Antiretroviral therapy has had a significant impact on improving the survival of patients infected with human immunodeficiency virus (HIV) with their survival now being similar to patients not infected with HIV. With improved long-term survival, the prevalence of chronic diseases such as end-stage kidney disease (ESKD) has increased in this population. However, studies have shown that the survival of HIV-infected patients with ESKD on dialysis is lower than that of matched HIV-negative patients on dialysis. HIV infection was previously considered to be a contraindication to kidney transplantation because of concerns about infection and malignancy.

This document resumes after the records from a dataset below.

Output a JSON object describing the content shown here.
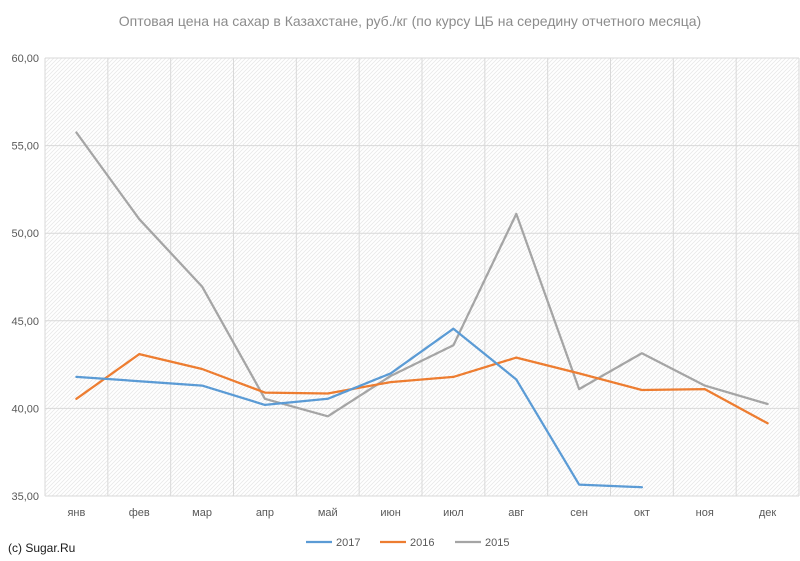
{
  "chart_data": {
    "type": "line",
    "title": "Оптовая цена на сахар в Казахстане, руб./кг (по курсу ЦБ на середину отчетного месяца)",
    "categories": [
      "янв",
      "фев",
      "мар",
      "апр",
      "май",
      "июн",
      "июл",
      "авг",
      "сен",
      "окт",
      "ноя",
      "дек"
    ],
    "ylim": [
      35,
      60
    ],
    "yticks": [
      "35,00",
      "40,00",
      "45,00",
      "50,00",
      "55,00",
      "60,00"
    ],
    "grid": true,
    "legend_position": "bottom",
    "series": [
      {
        "name": "2017",
        "color": "#5b9bd5",
        "values": [
          41.8,
          41.55,
          41.3,
          40.2,
          40.55,
          42.0,
          44.55,
          41.65,
          35.65,
          35.5,
          null,
          null
        ]
      },
      {
        "name": "2016",
        "color": "#ed7d31",
        "values": [
          40.55,
          43.1,
          42.25,
          40.9,
          40.85,
          41.5,
          41.8,
          42.9,
          42.0,
          41.05,
          41.1,
          39.15
        ]
      },
      {
        "name": "2015",
        "color": "#a5a5a5",
        "values": [
          55.75,
          50.8,
          46.95,
          40.55,
          39.55,
          41.85,
          43.6,
          51.1,
          41.1,
          43.15,
          41.3,
          40.25
        ]
      }
    ]
  },
  "credit": "(c) Sugar.Ru"
}
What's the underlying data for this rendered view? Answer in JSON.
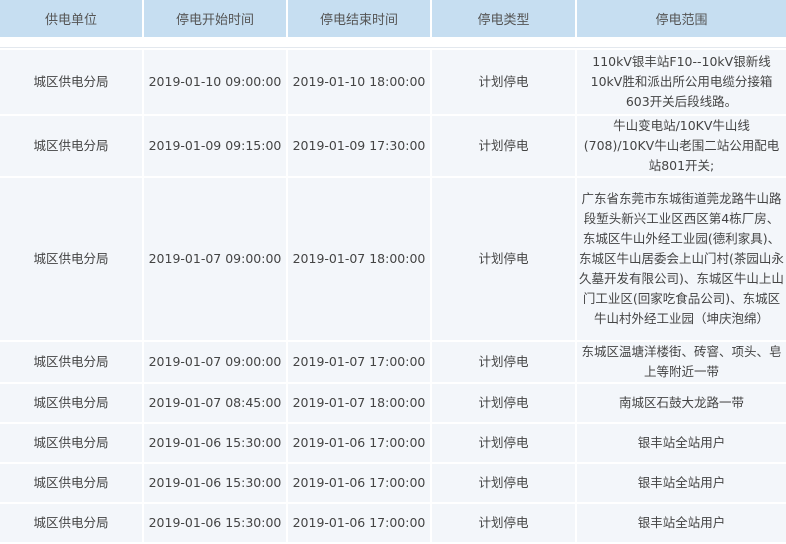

A landmark study in 2010 demonstrated that patients with HIV and ESKD whose HIV infection was controlled (i.e. undetectable viral load, CD4 cell count>200/mm3 and stable ART regimen) could be transplanted safely. However, one of the concerns in the study was an alarmingly high rate of acute rejection (31% at one year). That was surprising given the previous belief that HIV-infected kidney transplant recipients were “over-immune suppressed” due to both HIV infection and transplant immunosuppression. The reason for the high risk of acute rejection was not fully understood but theories included immunomodulatory effects of HIV, difficulty achieving therapeutic calcineurin inhibitor (CNI) concentrations due to drug interactions with ART, and the reluctance to use T cell depleting agents for induction.
The South African experience brought back hope to kidney transplantation (KT) for patients with HIV when they showed excellent outcomes of HIV+ to HIV+ kidney transplantation. Following that, the HIV Organ Policy Equity (HOPE) act was passed in the United States in 2013 to allow research into HIV D+/R+ transplantation.
We now have a lot more data about KT in patients with HIV. An important study in 2015 showed patients with HIV monoinfection (i.e. without HCV) and ESKD who received kidney transplants had similar outcomes to matched HIV- patients. Another study showed that kidney transplantation was associated with improved survival in HIV+ KT recipients compared to remaining on dialysis, starting at about 6 months post-KT. Despite the data clearly showing a benefit to KT in this population, access to KT remains low in patients with HIV.
Why is there limited access to KT in patients with HIV?
There are likely multiple reasons. First of all, there seems to be low access to living donation.9 Second, there is still a concern about the high risk of acute rejection. Lastly, there is still concern about the effects of immunosuppression on HIV viral control, infections and malignancy.
What can we do about it?
- We need to increase the access of HIV-infected patients with KT through multiple mechanisms, including HIV donor+ and HCV donor+ KT.
- We need more studies confirming the safety of immunosuppression for KT in patients with HIV with regards to risks of malignancy. Data in that aspect are lacking, which results in some transplant centers continuing to hesitate to transplant patients with HIV. I focus here on malignancy because there is some data about safety with regards to infection
- We need to provide evidence-based care to HIV-infected KT recipients to improve their outcomes. This includes:
- Using anti-thymocyte globulin induction, which has clearly shown to be associated with lower risk of acute rejection in HIV-infected KT recipients
- Using tacrolimus-based maintenance immunosuppression regimens, which have also been shown to be associated with a lower risk of rejection. There is still controversy about steroid maintenance vs early withdrawal, which has yet to be settled.
- Collaborating with infectious disease specialists to switch patients to integrase inhibitor-based regimens if appropriate, since studies have shown that they are associated with a lower risk of death and allograft loss compared to patients on protease inhibitors. This is likely related to drug-drug interactions between calcineurin inhibitors and protease inhibitors.
In summary, kidney transplantation is the treatment of choice for patients with HIV and ESKD as it is associated with improved survival compared to remaining on dialysis. Despite reassuring data about the outcomes in these patients, issues of limited access and concerns about immunosuppression continue. The field has come a long way but more progress still needs to be made in taking care of these patients.